By Caitlin Switzer
CEDAREDGE—(July 16, 2013) That brand new community messaging sign on Hwy 62 is not the only thing new around town—Downtown Cedaredge is about to get a Main Street makeover.
It has only taken 12 years of hard work and planning, Cedaredge Town Manager Katie Sickles said.
“It is very exciting,” Sickles said. “The Town has waited more than 12 years to make this dream a reality, and we expect the work to be substantially complete by Oct. 4.”
The cost of the $1.09 million project will be covered in part by a $250,000 energy impact grant as well as a $20,000 anonymous donation, according to the Delta County Independent (July 3, 2012). In addition to pedestrian amenities, landscape and streetscape improvements, the DCI notes that project will include reconstruction of Main Street through Downtown, long-needed storm drainage improvements and resurfacing of Main Street to town limits.
Some of those who have worked to make the project happen are no longer with us, Sickles noted.
“Local government moves slowly, and we have lost some of our great champions,” Sickles said. “This project is a monument to hard work, dreams and the vision of improving our business climate and bringing people into the heart of our little town.”

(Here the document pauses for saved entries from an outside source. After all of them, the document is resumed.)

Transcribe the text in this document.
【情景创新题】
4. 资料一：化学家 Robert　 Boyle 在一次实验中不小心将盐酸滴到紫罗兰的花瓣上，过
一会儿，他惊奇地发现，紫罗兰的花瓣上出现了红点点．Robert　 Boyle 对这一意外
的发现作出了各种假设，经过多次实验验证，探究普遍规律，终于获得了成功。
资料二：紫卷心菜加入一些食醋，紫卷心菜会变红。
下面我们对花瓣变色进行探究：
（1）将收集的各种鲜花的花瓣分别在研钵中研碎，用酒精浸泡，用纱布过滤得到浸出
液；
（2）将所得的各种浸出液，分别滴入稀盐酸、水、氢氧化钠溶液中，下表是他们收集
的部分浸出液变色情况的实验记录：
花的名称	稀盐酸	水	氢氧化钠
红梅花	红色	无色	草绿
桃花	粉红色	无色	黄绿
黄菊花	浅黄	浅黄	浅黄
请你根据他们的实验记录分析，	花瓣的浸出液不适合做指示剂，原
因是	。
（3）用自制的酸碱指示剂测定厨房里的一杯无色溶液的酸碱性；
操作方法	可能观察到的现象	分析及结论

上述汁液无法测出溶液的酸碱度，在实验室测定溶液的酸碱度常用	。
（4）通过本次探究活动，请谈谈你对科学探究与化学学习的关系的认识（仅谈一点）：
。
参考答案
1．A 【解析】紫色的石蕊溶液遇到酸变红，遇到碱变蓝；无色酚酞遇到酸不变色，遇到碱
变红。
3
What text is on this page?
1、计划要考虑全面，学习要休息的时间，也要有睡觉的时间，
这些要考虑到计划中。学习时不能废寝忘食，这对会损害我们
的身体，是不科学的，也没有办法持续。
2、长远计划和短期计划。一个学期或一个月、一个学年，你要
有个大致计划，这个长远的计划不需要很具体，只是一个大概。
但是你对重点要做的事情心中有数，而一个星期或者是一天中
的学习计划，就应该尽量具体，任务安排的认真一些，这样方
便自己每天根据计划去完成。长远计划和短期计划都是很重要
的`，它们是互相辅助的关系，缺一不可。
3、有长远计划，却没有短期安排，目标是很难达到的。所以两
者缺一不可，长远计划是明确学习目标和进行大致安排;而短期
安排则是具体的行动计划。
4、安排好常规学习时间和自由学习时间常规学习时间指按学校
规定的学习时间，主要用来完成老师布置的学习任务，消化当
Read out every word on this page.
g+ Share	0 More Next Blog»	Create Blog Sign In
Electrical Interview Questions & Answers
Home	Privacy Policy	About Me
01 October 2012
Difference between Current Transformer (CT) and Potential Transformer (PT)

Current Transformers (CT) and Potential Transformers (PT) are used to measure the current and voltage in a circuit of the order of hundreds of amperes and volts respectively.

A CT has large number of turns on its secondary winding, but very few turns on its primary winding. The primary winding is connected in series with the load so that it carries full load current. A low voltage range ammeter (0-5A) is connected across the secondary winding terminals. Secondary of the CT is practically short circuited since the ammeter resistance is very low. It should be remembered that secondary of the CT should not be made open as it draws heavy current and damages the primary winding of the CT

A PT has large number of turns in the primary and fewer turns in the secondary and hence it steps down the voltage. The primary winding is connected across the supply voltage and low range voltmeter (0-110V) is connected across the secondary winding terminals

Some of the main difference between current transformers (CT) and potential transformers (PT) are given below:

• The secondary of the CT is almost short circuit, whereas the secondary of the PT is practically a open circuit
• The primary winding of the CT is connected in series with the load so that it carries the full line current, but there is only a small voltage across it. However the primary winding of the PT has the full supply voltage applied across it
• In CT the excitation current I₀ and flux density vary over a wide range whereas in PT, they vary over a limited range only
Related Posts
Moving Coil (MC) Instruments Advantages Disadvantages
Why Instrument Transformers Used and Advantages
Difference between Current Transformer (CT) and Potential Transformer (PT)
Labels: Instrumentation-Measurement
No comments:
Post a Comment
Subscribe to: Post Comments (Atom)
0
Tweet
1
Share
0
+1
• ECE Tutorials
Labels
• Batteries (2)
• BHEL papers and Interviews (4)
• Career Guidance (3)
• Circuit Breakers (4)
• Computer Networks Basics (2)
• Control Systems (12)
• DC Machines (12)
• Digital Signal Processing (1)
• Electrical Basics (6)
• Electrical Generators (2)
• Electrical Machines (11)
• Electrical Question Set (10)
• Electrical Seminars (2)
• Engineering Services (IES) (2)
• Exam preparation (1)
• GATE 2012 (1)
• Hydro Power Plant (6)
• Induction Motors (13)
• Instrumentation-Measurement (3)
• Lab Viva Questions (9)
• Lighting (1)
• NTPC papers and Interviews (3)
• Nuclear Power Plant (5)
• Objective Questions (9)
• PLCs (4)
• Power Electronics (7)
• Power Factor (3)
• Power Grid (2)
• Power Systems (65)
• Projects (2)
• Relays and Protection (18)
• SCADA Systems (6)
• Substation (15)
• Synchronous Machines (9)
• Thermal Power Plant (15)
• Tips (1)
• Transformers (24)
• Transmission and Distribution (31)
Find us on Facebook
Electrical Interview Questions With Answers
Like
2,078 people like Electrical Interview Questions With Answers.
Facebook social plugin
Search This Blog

The new variable messaging sign, located near the entrance to the Mercantile on Hwy 62, was the result of planning and fundraising by the Cedaredge Chamber and the Cedaredge Business Support Group, Sickles said, and has already proven to have numerous uses.
“We have no local TV or radio stations, so it is great to be able to post our events on the sign,” Sickles said. “We can use it for everything from mosquito spraying to Amber alerts.”
Thanks to a little TLC, Cedaredge can now show the world what locals have known for many years—that this is a special community where all are welcome.
“Almost 30 percent of our residents are age 65 or older,” Sickles said. “They are people with a great deal of experience and maturity to offer; we also have a very active student population. This is a gathering place for the whole area. We have learned to work together and accomplish things. It is not about one generation, one political point of view, or one form of recreation. Our senior citizens got behind our Skate Park—it was not just the kids who made it happen.
“Not only is our landscape beautiful,” she said, “but we are able to bridge the generation gap.”